My Flower, My Companion, and Me.

This song comes from the singing of Helen Schneyer. Helen learned it from Craig Johnson (of the Double Decker String Band), who learned it from an old recording of Asa Martin, who lived near Covington in northern Kentucky. The original song (words by J.H. Brown, music by James Power) was "Faded Flowers," published in "The Jack Morgan Songster" compiled by a Captain in Gen. Lee's Army (Raleigh, N.C.: Branson & Farrar, 1864). The Carter Family sang a version of Faded Flowers. I learned the song from a recording by my favorite singer of traditional English songs, Norma Waterson, who learned it from Helen Schneyer.

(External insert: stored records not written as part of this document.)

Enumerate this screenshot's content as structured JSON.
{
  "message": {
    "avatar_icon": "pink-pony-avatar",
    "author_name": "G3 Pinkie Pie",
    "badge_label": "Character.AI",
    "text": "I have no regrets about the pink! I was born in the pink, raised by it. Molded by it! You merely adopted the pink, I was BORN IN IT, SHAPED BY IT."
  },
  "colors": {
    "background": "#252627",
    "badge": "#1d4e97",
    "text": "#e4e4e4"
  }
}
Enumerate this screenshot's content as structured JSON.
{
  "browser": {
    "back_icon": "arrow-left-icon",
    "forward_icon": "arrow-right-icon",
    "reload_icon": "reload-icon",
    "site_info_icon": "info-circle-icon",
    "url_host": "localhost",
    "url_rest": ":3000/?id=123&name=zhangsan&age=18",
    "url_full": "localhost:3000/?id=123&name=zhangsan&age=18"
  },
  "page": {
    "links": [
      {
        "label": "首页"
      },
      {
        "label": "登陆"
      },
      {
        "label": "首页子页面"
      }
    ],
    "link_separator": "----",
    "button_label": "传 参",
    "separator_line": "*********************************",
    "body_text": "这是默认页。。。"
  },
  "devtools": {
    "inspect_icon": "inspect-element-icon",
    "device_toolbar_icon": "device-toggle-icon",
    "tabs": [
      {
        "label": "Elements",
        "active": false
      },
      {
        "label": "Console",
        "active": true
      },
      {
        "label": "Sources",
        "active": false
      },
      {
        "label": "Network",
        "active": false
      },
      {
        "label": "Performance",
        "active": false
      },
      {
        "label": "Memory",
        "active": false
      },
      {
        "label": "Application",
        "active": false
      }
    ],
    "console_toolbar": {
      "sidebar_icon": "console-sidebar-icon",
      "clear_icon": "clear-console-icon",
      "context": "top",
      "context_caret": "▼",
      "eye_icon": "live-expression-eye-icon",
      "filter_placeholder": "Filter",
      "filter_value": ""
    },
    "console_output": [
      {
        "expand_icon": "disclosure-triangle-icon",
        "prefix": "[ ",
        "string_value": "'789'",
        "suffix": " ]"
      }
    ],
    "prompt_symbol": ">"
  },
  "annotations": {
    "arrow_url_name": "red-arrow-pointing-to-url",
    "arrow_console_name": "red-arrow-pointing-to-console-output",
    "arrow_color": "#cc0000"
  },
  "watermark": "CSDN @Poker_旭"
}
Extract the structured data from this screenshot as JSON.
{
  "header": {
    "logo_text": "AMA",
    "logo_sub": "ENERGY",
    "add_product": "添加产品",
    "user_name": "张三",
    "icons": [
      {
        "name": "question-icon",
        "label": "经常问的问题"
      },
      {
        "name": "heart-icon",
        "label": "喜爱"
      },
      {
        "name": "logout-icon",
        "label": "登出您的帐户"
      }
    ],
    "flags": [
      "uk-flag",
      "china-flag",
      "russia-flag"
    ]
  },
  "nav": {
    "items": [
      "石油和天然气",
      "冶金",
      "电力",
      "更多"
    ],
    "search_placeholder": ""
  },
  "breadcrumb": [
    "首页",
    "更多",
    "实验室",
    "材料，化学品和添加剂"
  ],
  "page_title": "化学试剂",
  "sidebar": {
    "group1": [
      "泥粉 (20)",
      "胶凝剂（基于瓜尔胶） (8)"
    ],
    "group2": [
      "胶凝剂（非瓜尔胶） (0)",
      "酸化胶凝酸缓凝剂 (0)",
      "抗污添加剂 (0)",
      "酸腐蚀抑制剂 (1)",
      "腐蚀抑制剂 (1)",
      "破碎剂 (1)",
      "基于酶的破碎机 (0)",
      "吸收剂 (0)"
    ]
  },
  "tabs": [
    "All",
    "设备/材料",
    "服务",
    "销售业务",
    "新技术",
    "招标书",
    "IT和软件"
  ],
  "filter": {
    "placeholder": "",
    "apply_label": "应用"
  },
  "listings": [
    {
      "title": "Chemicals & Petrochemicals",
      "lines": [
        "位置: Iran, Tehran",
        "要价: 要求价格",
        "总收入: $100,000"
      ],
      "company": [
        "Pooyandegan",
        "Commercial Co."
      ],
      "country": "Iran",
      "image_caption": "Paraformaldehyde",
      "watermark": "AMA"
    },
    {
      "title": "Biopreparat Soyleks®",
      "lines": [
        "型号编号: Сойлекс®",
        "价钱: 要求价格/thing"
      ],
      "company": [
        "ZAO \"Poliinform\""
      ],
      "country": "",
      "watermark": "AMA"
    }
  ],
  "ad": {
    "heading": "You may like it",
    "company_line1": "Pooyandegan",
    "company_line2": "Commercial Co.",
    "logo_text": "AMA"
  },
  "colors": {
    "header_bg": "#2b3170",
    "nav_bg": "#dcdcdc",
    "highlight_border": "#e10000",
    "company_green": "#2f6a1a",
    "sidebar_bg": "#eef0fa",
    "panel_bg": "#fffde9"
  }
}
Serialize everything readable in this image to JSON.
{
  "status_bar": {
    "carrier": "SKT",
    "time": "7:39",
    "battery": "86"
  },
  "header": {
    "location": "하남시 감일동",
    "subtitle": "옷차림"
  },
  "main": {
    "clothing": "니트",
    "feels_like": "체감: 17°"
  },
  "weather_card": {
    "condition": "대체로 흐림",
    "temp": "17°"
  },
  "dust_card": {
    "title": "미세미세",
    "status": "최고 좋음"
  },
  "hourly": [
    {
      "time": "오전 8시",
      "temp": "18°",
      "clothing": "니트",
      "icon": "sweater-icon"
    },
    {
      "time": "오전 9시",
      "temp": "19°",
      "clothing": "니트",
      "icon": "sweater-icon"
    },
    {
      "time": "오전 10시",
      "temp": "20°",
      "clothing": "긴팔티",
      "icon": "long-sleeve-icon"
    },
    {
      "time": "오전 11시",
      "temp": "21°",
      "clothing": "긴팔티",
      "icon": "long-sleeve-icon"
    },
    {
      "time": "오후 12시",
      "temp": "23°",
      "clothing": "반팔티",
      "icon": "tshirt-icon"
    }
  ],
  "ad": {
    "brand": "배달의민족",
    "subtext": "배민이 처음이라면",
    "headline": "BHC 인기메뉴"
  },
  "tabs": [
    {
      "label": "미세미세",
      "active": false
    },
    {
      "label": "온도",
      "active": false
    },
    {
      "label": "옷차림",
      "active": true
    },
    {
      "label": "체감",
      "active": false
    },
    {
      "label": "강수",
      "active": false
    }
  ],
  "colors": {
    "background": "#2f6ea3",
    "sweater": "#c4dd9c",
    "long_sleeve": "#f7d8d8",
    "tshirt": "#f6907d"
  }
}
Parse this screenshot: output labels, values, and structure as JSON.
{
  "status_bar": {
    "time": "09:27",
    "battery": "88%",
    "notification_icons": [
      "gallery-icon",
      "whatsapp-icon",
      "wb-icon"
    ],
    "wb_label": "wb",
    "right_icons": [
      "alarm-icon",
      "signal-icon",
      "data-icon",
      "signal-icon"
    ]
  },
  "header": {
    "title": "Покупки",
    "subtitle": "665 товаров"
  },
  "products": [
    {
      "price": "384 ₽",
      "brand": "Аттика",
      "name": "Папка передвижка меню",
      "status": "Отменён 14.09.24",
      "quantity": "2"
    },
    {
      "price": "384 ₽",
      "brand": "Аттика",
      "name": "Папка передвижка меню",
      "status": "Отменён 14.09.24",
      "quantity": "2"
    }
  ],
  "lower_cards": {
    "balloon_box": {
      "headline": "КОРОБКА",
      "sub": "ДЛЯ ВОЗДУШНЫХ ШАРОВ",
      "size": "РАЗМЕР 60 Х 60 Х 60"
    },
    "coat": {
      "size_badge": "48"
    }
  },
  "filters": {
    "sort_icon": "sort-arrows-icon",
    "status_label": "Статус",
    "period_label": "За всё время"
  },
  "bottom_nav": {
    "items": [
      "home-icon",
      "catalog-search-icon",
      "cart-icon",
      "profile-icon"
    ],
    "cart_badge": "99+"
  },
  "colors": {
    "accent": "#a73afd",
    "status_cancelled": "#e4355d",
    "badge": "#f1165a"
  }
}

The Cliffs of Moher by Dermot Kelly.

I first heard this song sung by Curtis and Loretta. Loretta told me she got the song off a cassette from someone who purchased it from a woman playing harp on the Cliffs of Moher. I posted a question on the Mudcat Forum to find more information about the author. No one knew anything about him, but a year later a reply was posted by someone who knew Dermot Kelly. He lives near the Cliffs, and is a retired bank manager and a prolific song writer. He wrote this song for Tina Mulrooney, who regularly plays harp at the Cliffs. I remember my first trip to Ireland several years earlier when I saw a woman playing harp at the Cliffs – that must have been Tina. Hear Tina sing this song.

Papirosn (Cigarettes).

I first heard this song in Yiddish, but could not understand the words. I was attracted by the melody – it sounded very sad. In a translation I found it tells the tale of an orphaned cigarette peddler freezing in the rain on a street corner. Papirosn (words by Herman Yablokoff , traditional tune) long ago entered the folk tradition with several variants. One is the doina or lament in Rumanian style; another is a rollicking dance-band version in Klezmer style. It is the saddest song I know.

A Stor Mo Chroi.

"A Stór Mo Chroí"is Irish and means "treasure of my heart." The words are by Brian O'Higgins, an Irish patriot who took part in the 1916 Rising and was an active Republican for the rest of his life. He wrote a large number of patriotic songs and poems, many under the pen name of Brian na Banban. I first heard the tune as an Irish slow air, and then learned that it had words. I later heard it sung unaccompanied when playing in a session at Matt Molloy’s Pub in Westport, Ireland.

The Dying Californian.

I first heard this song on Youtube sung by Tim Eriksen (discussed on Mudcat). The words are by Kate Harris of Pascoag, R.I. in the New England Diadem and Rhode Island Temperance Pledge, 9 Feb. 1850, "Suggested on hearing read an extract of a letter from Captain Chase, containing the dying words of Brown Owen, who recently died on his passage to California." The music is by Ball and Drinkard (1859). From #410 in the Sacred Harp (1859).

Liverpool Bay.

This was a poem I found here on the internet. The author was John E. M. Sumner, but I could not find any information about him other than he was probably from Liverpool, England. I put the words to a melody and put it on my song page. Several years later I received an email from Alan E. Sumner: "It was written by my father under the title 'Requiescat in Pace' and published locally in the 1950s - the content being self-evident. Liverpool Bay gives it wider appeal and good to see that it has made its way to the US. Yes, apart from my father and myself, previous generations were nearly all 'merchantmen' sailing out of Liverpool. I have for thirty years sailed recreationally."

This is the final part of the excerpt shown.